2. Indeed simply overwrite the old statistics.  This is as if the
   third training pass had never been done for older messages.

My intuition (which isn't worth much!) is that #2 is quirkier and riskier,
making much of the effect of the central-limit gimmicks depend solely on the
last batch of msgs trained on.  #1 should have much greater stability over
time, but that's not necessarily a good thing if the stability is bought at
the cost of not moving quickly enough toward the true state of the world.

Anyway, the only way to know is to try it.

> my plan is:
>
> 1. Receive 100 (configurable) messages "per day", with a
>   (configurable) percentage of those being spam.

You're ordering these by time received, right?

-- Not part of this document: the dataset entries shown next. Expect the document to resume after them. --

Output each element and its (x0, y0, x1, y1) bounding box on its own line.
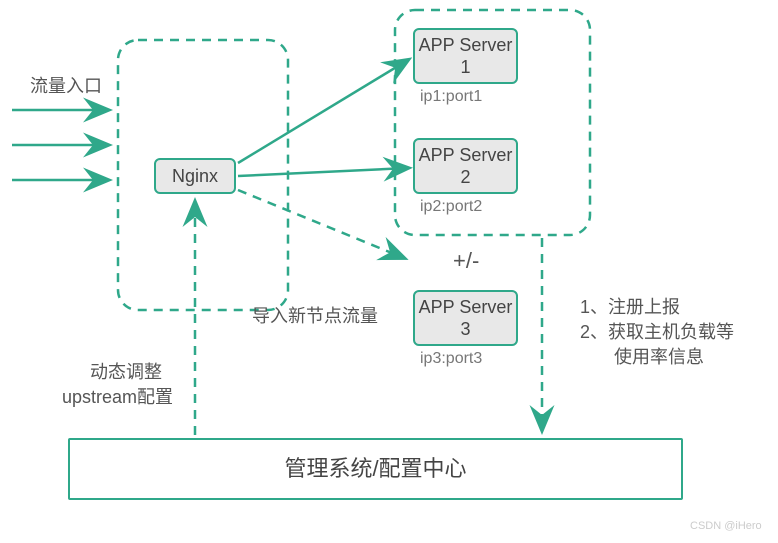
app-server-2-node: APP Server 2 (413, 138, 518, 194)
app3-label: APP Server 3 (415, 296, 516, 341)
dynamic-adjust-label-2: upstream配置 (62, 383, 173, 409)
app-server-1-node: APP Server 1 (413, 28, 518, 84)
watermark: CSDN @iHero (690, 520, 762, 532)
ip3-caption: ip3:port3 (420, 350, 482, 368)
right-note-3: 使用率信息 (614, 343, 704, 369)
nginx-label: Nginx (172, 165, 218, 188)
app2-label: APP Server 2 (415, 144, 516, 189)
management-center-node: 管理系统/配置中心 (68, 438, 683, 500)
mgmt-label: 管理系统/配置中心 (284, 455, 466, 483)
app-server-3-node: APP Server 3 (413, 290, 518, 346)
plus-minus-label: +/- (453, 248, 479, 274)
traffic-entry-label: 流量入口 (30, 72, 102, 98)
right-note-2: 2、获取主机负载等 (580, 318, 734, 344)
app1-label: APP Server 1 (415, 34, 516, 79)
import-new-node-label: 导入新节点流量 (252, 302, 378, 328)
ip2-caption: ip2:port2 (420, 198, 482, 216)
right-note-1: 1、注册上报 (580, 293, 680, 319)
dynamic-adjust-label-1: 动态调整 (90, 358, 162, 384)
ip1-caption: ip1:port1 (420, 88, 482, 106)
nginx-node: Nginx (154, 158, 236, 194)
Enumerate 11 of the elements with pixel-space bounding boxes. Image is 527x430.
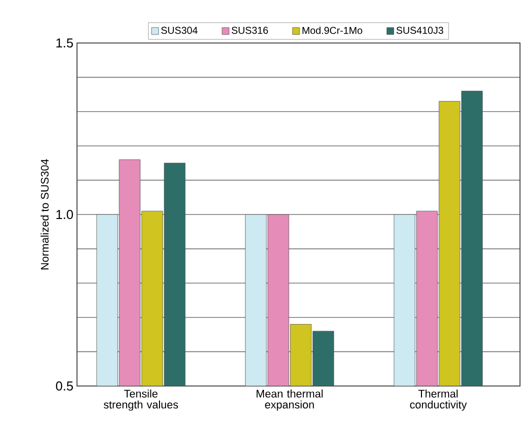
legend-label: Mod.9Cr-1Mo (302, 26, 362, 34)
y-tick-label: 1.0 (56, 210, 73, 220)
legend-label: SUS304 (161, 26, 198, 34)
y-tick-label: 1.5 (56, 38, 73, 48)
y-tick-label: 0.5 (56, 381, 73, 391)
x-tick-label: Tensile strength values (104, 390, 178, 411)
x-tick-label: Mean thermal expansion (256, 390, 323, 411)
legend-label: SUS316 (232, 26, 268, 34)
y-axis-title: Normalized to SUS304 (40, 159, 49, 270)
x-tick-label: Thermal conductivity (410, 390, 467, 411)
legend-label: SUS410J3 (396, 26, 444, 34)
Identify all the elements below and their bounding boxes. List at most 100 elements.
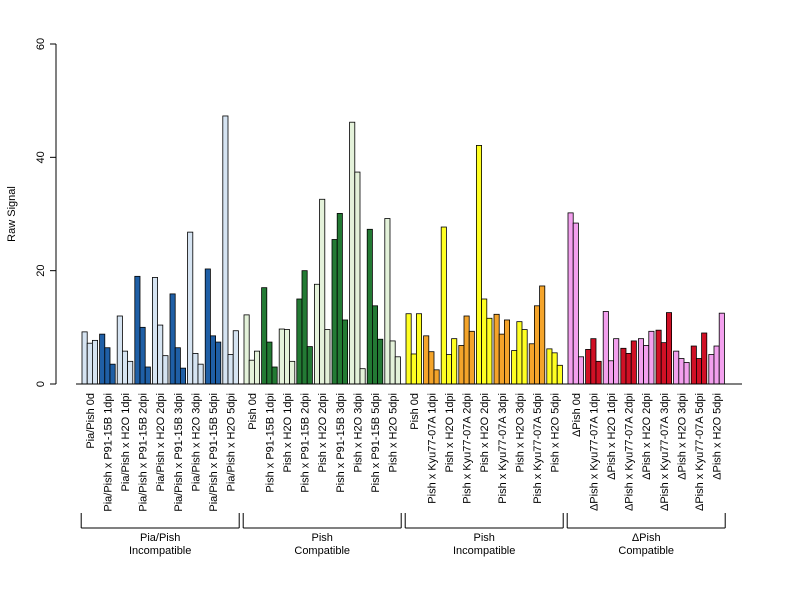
bar [253, 350, 260, 385]
category-label: ΔPish x H2O 1dpi [606, 393, 618, 480]
bar [187, 231, 194, 385]
category-label: Pish x H2O 2dpi [479, 393, 491, 472]
bar [638, 338, 645, 385]
bar [602, 311, 609, 385]
bar [463, 315, 470, 385]
bar [359, 368, 366, 385]
category-label: ΔPish 0d [571, 393, 583, 437]
bar [209, 335, 216, 385]
bar [92, 339, 99, 385]
group-sublabel: Compatible [294, 545, 350, 557]
category-label: Pish x Kyu77-07A 5dpi [532, 393, 544, 504]
bar [81, 331, 88, 385]
bar [271, 366, 278, 385]
category-label: ΔPish x H2O 2dpi [641, 393, 653, 480]
group-label: Pish [473, 532, 494, 544]
bar [493, 313, 500, 385]
bar [625, 352, 632, 385]
bar [690, 345, 697, 385]
category-label: Pish x H2O 1dpi [282, 393, 294, 472]
category-label: Pia/Pish x H2O 2dpi [155, 393, 167, 491]
category-label: Pish x H2O 5dpi [388, 393, 400, 472]
bar [613, 338, 620, 385]
bar [109, 363, 116, 385]
bar [278, 328, 285, 385]
bar [104, 347, 111, 385]
category-label: ΔPish x H2O 3dpi [676, 393, 688, 480]
bar [516, 321, 523, 385]
category-label: Pish x P91-15B 1dpi [264, 393, 276, 493]
category-label: Pish 0d [409, 393, 421, 430]
y-tick-label: 20 [35, 265, 47, 277]
bar [620, 347, 627, 385]
bar [139, 326, 146, 385]
bar [324, 329, 331, 385]
category-label: Pish x Kyu77-07A 3dpi [497, 393, 509, 504]
bar [331, 239, 338, 385]
bar [261, 287, 268, 385]
category-label: Pish 0d [247, 393, 259, 430]
bar [534, 305, 541, 385]
y-axis-title: Raw Signal [6, 186, 18, 242]
bar [319, 198, 326, 385]
bar [648, 330, 655, 385]
bar [660, 342, 667, 385]
group-label: Pia/Pish [140, 532, 180, 544]
category-label: Pia/Pish 0d [85, 393, 97, 449]
category-label: Pish x P91-15B 2dpi [300, 393, 312, 493]
bar [458, 345, 465, 385]
bar [349, 121, 356, 385]
bar [475, 145, 482, 385]
group-label: Pish [311, 532, 332, 544]
category-label: Pia/Pish x P91-15B 2dpi [138, 393, 150, 512]
bar [313, 283, 320, 385]
bar [445, 354, 452, 385]
bar [283, 329, 290, 385]
bar [678, 358, 685, 385]
category-label: Pia/Pish x P91-15B 1dpi [102, 393, 114, 512]
group-sublabel: Incompatible [453, 545, 515, 557]
bar [174, 347, 181, 385]
bar [243, 314, 250, 385]
bar [630, 340, 637, 385]
bar [215, 341, 222, 385]
bar [336, 213, 343, 385]
category-label: Pish x P91-15B 5dpi [370, 393, 382, 493]
bar [410, 353, 417, 385]
bar [204, 268, 211, 385]
category-label: Pia/Pish x P91-15B 3dpi [173, 393, 185, 512]
bar [643, 345, 650, 385]
category-labels: Pia/Pish 0d Pia/Pish x P91-15B 1dpi Pia/Pi… [85, 393, 724, 512]
bar [696, 358, 703, 385]
bar [99, 333, 106, 385]
bar [701, 332, 708, 385]
y-tick-label: 40 [35, 151, 47, 163]
bar [227, 354, 234, 385]
bar [683, 362, 690, 385]
bar [713, 345, 720, 385]
category-label: Pia/Pish x H2O 1dpi [120, 393, 132, 491]
bar [169, 293, 176, 385]
bar [127, 360, 134, 385]
bars [81, 115, 725, 385]
category-label: Pish x H2O 3dpi [352, 393, 364, 472]
bar [666, 312, 673, 385]
bar [718, 312, 725, 385]
bar [116, 315, 123, 385]
category-label: ΔPish x H2O 5dpi [712, 393, 724, 480]
bar [590, 338, 597, 385]
category-label: ΔPish x Kyu77-07A 2dpi [624, 393, 636, 511]
bar [122, 350, 129, 385]
bar [655, 329, 662, 385]
bar [377, 338, 384, 385]
bar [266, 341, 273, 385]
category-label: ΔPish x Kyu77-07A 3dpi [659, 393, 671, 511]
bar [708, 354, 715, 385]
bar [232, 330, 239, 385]
bar [301, 270, 308, 385]
category-label: Pish x H2O 2dpi [317, 393, 329, 472]
bar [151, 277, 158, 385]
bar [384, 218, 391, 385]
bar [451, 338, 458, 385]
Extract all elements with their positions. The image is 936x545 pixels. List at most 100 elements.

> 2. run the classifier on those messages and make 3 categories:
>    ham, spam, unsure.  I want to know how many fall into each
>    category on each "day".

I would like to see eight categories instead:

     ham sure correct
     ham sure incorrect
     ham unsure correct
     ham unsure incorrect

and the same four for spam.

> 3. some percentage (configurable) of each category will be fed
>    back into training each "day".

There's a world of interesting variations here <wink>.  For example, what if
you only feed it "sure but wrong" false positives and false negatives?  Or
only those plus "unsure but wrong" mistakes?  Or only the latter?  Etc.
Semi-realistic is to feed it all mistakes, and a random sampling from
correct results.  It's hard to know what people would really do, but I'm
*most* interested at first in what happens if intelligent use of the system
is made.

> 4. Plot fn and fp rate "per day" for .. 30 days (configurable) to
>    show how rates vary..

Note that there two f-n and two f-p rates under the clt schemes (the "sure"
and "unsure" mistake rates).

> 5. modulate max_discriminators, training feedback (% of messages
>   in each category fed back into system) vs. "days" to get a feel
>   for the results a typical user might expect..

Like such a beast exists <wink>.  I know one of my sisters well enough to
guess that she would feed it every false negative, and nothing else.

> 6. re-run testing using new classifier schemes..
>
> where do I start?

At step #1 <wink>.  You'll need a custom test driver, but those are easy
enough to write.  Really stare at the differences between, e.g., timtest.py
and timcv.py:  the differences between strategies as different as a grid
driver and a cross-validation driver amount to a few dozen lines of code in
one function.

For this, something like:

d = TestDriver.Driver()
ham, spam = some initial set of msgs to get things started
d.train(ham, spam)

for day in range(number_of_days):
    ham, spam = get the day's new msgs
    d.test(ham, spam)
    d.finishtest()
    print out whatever stats you want, athough d.finishtest()
        automatically prints out all the stuff you're interested
        in, so this may be much more a matter of writing a
        custom output analyzer; inferring the 4 error rates
        from pairs of 4-line histograms would be a PITA that we
        could make easier (adding new "-> <stat>" lines is easy, and
        harmless so long as they're not easily confusable with
        the lines of this kind other programs are already
        extracting)
    ham2, spam2 = the msgs from ham & spam you want to train on
    d.train(ham2, spam2)
d.alldone()